Shut the water off, either at a valve above the leak or the main line. Water will continue to run until the line is drained. Open the faucet at the sink to allow water to drain out of the faucet rather than through your wall.

Step 2

Remove the drywall around the damaged line with a drill or a drywall saw. If you use a drill, drill holes close together and punch out small sections of the wall until you have enough room to access the damaged line. Be careful not to hit the waterline again.

Step 3

Determine the size of the pipe. Typically on PEX and PVC pipes, the size is printed on the outside of the pipe. If it's not printed, or your waterlines are copper, wrap a string around the outside of the pipe to measure the circumference. The "official" size is really the inside diameter, so bring the string measurement with you to your local hardware or home improvement store. The salesperson will help you choose the proper coupling size from the length of the string.

Step 4

Purchase a straight push-fit coupling in the proper size.

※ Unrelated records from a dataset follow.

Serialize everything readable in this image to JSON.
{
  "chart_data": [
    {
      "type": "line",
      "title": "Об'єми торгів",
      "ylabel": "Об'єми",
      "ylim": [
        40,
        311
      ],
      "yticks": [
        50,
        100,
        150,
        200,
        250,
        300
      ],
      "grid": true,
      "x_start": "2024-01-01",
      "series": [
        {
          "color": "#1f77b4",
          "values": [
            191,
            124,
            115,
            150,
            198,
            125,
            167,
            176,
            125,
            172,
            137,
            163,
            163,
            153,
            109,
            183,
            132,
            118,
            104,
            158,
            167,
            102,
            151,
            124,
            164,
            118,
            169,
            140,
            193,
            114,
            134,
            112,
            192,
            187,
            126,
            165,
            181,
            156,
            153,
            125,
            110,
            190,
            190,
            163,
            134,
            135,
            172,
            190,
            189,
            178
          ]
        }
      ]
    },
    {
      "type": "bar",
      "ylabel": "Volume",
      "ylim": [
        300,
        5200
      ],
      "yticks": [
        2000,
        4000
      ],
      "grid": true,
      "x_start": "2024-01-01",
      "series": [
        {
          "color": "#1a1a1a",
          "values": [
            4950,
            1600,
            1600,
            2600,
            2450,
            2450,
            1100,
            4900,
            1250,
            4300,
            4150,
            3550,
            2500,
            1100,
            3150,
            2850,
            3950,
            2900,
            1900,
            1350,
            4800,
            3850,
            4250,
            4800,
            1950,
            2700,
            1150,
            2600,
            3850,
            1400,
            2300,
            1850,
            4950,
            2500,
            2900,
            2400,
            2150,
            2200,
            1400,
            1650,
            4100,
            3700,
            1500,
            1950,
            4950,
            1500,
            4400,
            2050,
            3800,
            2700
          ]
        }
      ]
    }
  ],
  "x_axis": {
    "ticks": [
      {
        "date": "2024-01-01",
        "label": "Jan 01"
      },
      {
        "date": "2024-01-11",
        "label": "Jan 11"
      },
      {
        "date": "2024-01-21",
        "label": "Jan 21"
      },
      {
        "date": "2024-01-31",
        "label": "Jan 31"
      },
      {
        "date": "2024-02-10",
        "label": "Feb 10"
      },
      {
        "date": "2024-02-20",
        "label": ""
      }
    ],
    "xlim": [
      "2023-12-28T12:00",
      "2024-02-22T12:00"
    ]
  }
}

There are two types, a permanent one and a removable one. If you think there will be any chance that you'll need to take the coupling off in the future, choose the removable one. It comes with a small C-shaped device that allows you to take it off.

Step 5

Line up the PVC cutter just above the hole in the pipe, as level as possible, and cut the pipe as close to the hole as possible. Then cut the pipe just below the hole, removing the entire section of damaged pipe. Don't cut any more than you have to.

Step 6

Install the coupling according to the instructions on the package. Each end of the coupling has plastic inserts that fit into the ends of the pipe. Mark the line according to the instructions. Slide the first end of the coupling onto the pipe. Push the pipe firmly, with a slight twisting motion, until it reaches the tube stop. Then slide the other section of pipe into the other end of the coupling and push/twist until it hits the stop. You may have to slightly bend the pipe to get it into the coupling. Be sure both ends are secure.

Step 7

Wipe the pipe and coupling dry. Turn the water back on. Once the water pressure returns, you will know quickly if your repair job was a success. If you connected the coupling properly, the water will flow and everything in the wall will be dry.